Пока они шли вдоль бухты, ветер дул им сбоку в лицо, а теперь дул в спину. Им захотелось побеседовать.
— Это же совсем другое дело, — говорил Андреас. — Так бы и я не прочь — разъезжать с места на место, видеть то и другое, не то что мы: только и знаем, что воду, вода, вода и снова вода.
— Ты тоже вырвешься отсюда, может, даже этим летом!
— Сейчас мне это, собственно, ни к чему.
— А что? Или любовь завелась?
— Пожалуй, да только так, ничего особенного. Просто хочется поглядеть, как здесь все дальше пойдет.
— Когда здесь все кончится, — сказал Гулль, — придется мне хорошенько подумать, как отсюда выбраться да куда бы пристать. Хочешь, поедем вместе?
— Хочу, — сказал Андреас.
Гулль стал рассказывать, что творится на свете. О гаванях, улицах и женщинах. Андреас слушал и изумлялся.
— Совсем другое дело, не то что здесь, ах, боже мой!

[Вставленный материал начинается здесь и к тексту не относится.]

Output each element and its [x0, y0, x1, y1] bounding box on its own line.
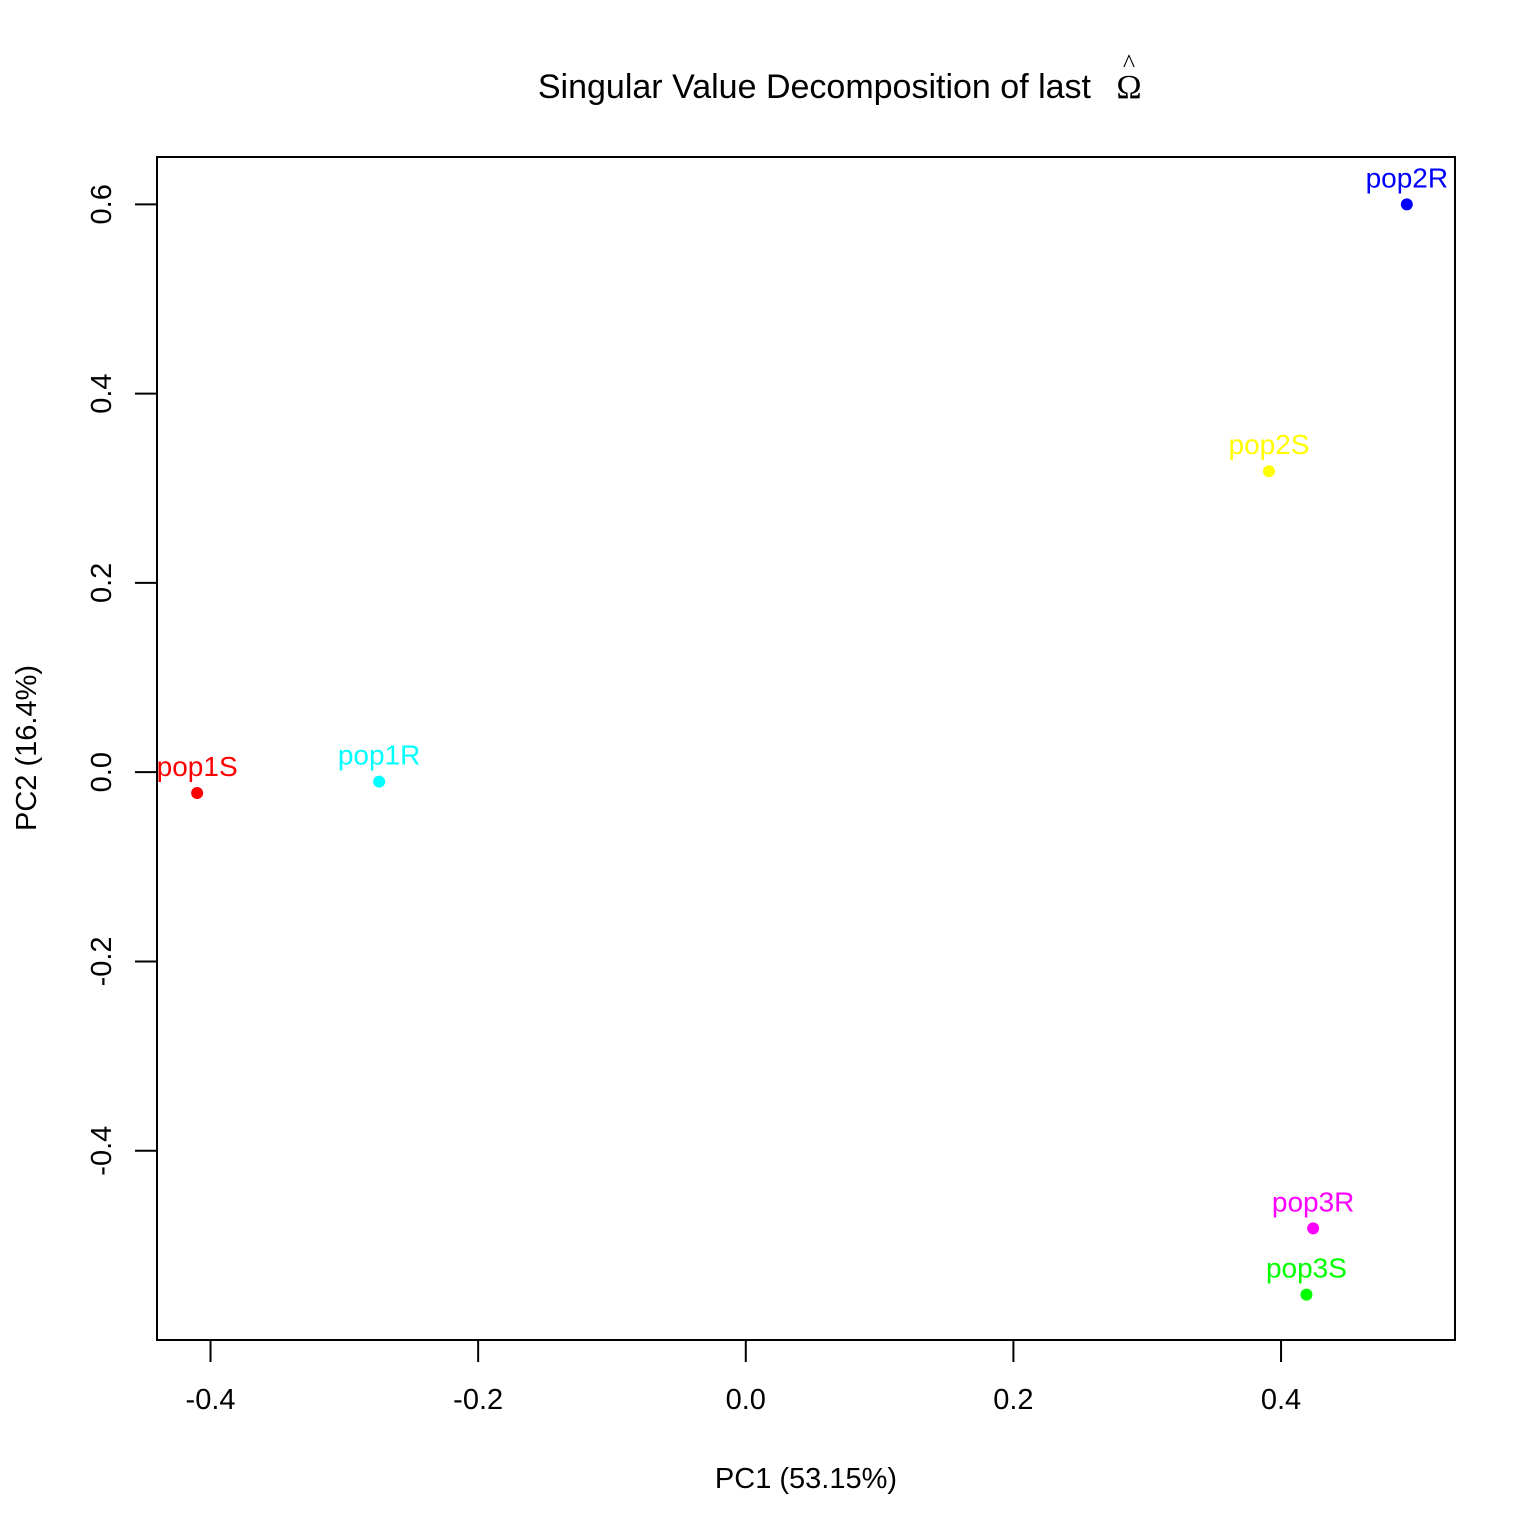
omega-symbol: Ω	[1116, 69, 1141, 106]
data-point-pop3R	[1307, 1222, 1320, 1235]
y-tick-label: 0.4	[86, 373, 118, 413]
data-points: pop1S pop1R pop2R pop2S pop3R pop3S	[157, 162, 1449, 1301]
point-label-pop2S: pop2S	[1229, 429, 1310, 460]
x-tick-label: 0.2	[993, 1384, 1033, 1416]
chart-title-text: Singular Value Decomposition of last	[538, 68, 1092, 106]
y-tick-label: -0.2	[86, 936, 118, 986]
y-tick-label: 0.0	[86, 752, 118, 792]
y-tick-label: -0.4	[86, 1126, 118, 1176]
point-label-pop1S: pop1S	[157, 751, 238, 782]
y-axis: -0.4 -0.2 0.0 0.2 0.4 0.6	[86, 184, 158, 1176]
data-point-pop2S	[1262, 465, 1275, 478]
data-point-pop2R	[1400, 198, 1413, 211]
y-tick-label: 0.6	[86, 184, 118, 224]
y-tick-label: 0.2	[86, 563, 118, 603]
x-tick-label: -0.4	[186, 1384, 236, 1416]
x-tick-label: 0.4	[1261, 1384, 1301, 1416]
point-label-pop3R: pop3R	[1272, 1186, 1355, 1217]
x-axis: -0.4 -0.2 0.0 0.2 0.4	[186, 1339, 1301, 1416]
data-point-pop3S	[1300, 1288, 1313, 1301]
x-tick-label: -0.2	[453, 1384, 503, 1416]
data-point-pop1R	[373, 775, 386, 788]
chart-title: Singular Value Decomposition of last Ω ^	[538, 49, 1142, 106]
point-label-pop2R: pop2R	[1366, 162, 1449, 193]
data-point-pop1S	[191, 786, 204, 799]
point-label-pop1R: pop1R	[338, 740, 421, 771]
x-axis-label: PC1 (53.15%)	[715, 1463, 897, 1495]
point-label-pop3S: pop3S	[1266, 1253, 1347, 1284]
omega-hat-accent: ^	[1123, 49, 1135, 78]
x-tick-label: 0.0	[726, 1384, 766, 1416]
y-axis-label: PC2 (16.4%)	[11, 665, 43, 831]
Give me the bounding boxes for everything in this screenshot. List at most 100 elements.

Внезапно его охватила острая печаль, как недавно, когда Кеденнек услал его из трактира. Эх, дать бы Кеденнеку пинка хорошего, да и тем же дюнам, и морю, которое загораживает ему дорогу. Ему представилось, что все это придет, быть может, уже в этом году. Но хотелось, чтоб пришло сейчас, чтоб не надо было ждать. Тут Гулль заговорил об «Алессии», и в ответ Андреас стал рассказывать, что у него произошло со смотрителем на рынке и с капитаном «Вероники» — не бог весть что, просто захотелось немного похвалиться. Как вдруг он оборвал свой рассказ и показал рукой:
— А вот и Эльнор!
Тогда, после собрания в Санкт-Барбаре, рыбаки стояли всей толпой на Рыночной площади, но уже к утру большинство двинулось назад. Они кричали: «До следующей встречи!» — а потом разделились примерно на две равные группы, одна повернула направо, другая налево — как и пришли. Их стало вполовину меньше, к тому же они хорошо знали друг друга, а когда несколько человек отсеялось в Вике, стало еще меньше, а напоследок и вовсе небольшая кучка; понуро топая по нескончаемой размякшей дороге, вьющейся меж дюн, они притащились домой, в Эльнор. На рынке в Санкт-Барбаре и в начале пути они только и говорили, что про собрание, но постепенно их речи становились все односложнее и тем, кто вернулся в Эльнор, собрание уже казалось чем-то далеким и не таким уж обязывающим. Когда же эльнорцы и вовсе разбрелись по домам, стоявшим не в ряд, как в Санкт-Барбаре, а защемленным в дюны поодиночке, они первым делом поели, хоть далеко не досыта, а там почли за лучшее залечь в постель. А затем пришла пора осенних штормов, когда стало трудно добираться до собственной двери, а не то что до Бле, да и смысла никакого не было, в халупах было темно и душно, и голод трижды в день усаживал людей за начисто выскобленный стол. Последние зимы были одна другой хуже, а эта — хуже некуда, а следующая обещала быть того хуже, сало таяло на глазах, его не дотянешь и до Нового года, вот такие-то дела. Ветер не выпускал человека из дому, а перед дверью лежала дюна, а за ней другая дюна, а дальше дюна шла за дюной, и так до самого Вика. А Санкт-Барбара и вовсе на краю света, где уж тут думать о собрании!
Андреас сказал: «А вот и Эльнор!» Перед ними по колено вышиной бежала ограда из каменных обломков, она отделяла небольшой песчаный участок от прочего песка, здесь стояли две лачуги, прислонясь к тыльной поверхности дюны. В Эльноре дома стояли не в ряд, как в Бле, они были тут и там затиснуты в дюнную гряду. Это придавало поселку беспорядочный, бесформенный вид. Андреас постучал в ближайшую дверь. Оттуда выглянула женщина и смерила их удивленным взглядом.
— Где мужчины?
— Возятся с сетями.
Они пошли дальше. Там, впереди, кто-то заприметил двух чужаков. Все подняли голову, и один из них сказал:
— Это Андреас Бруйн из Санкт-Барбары.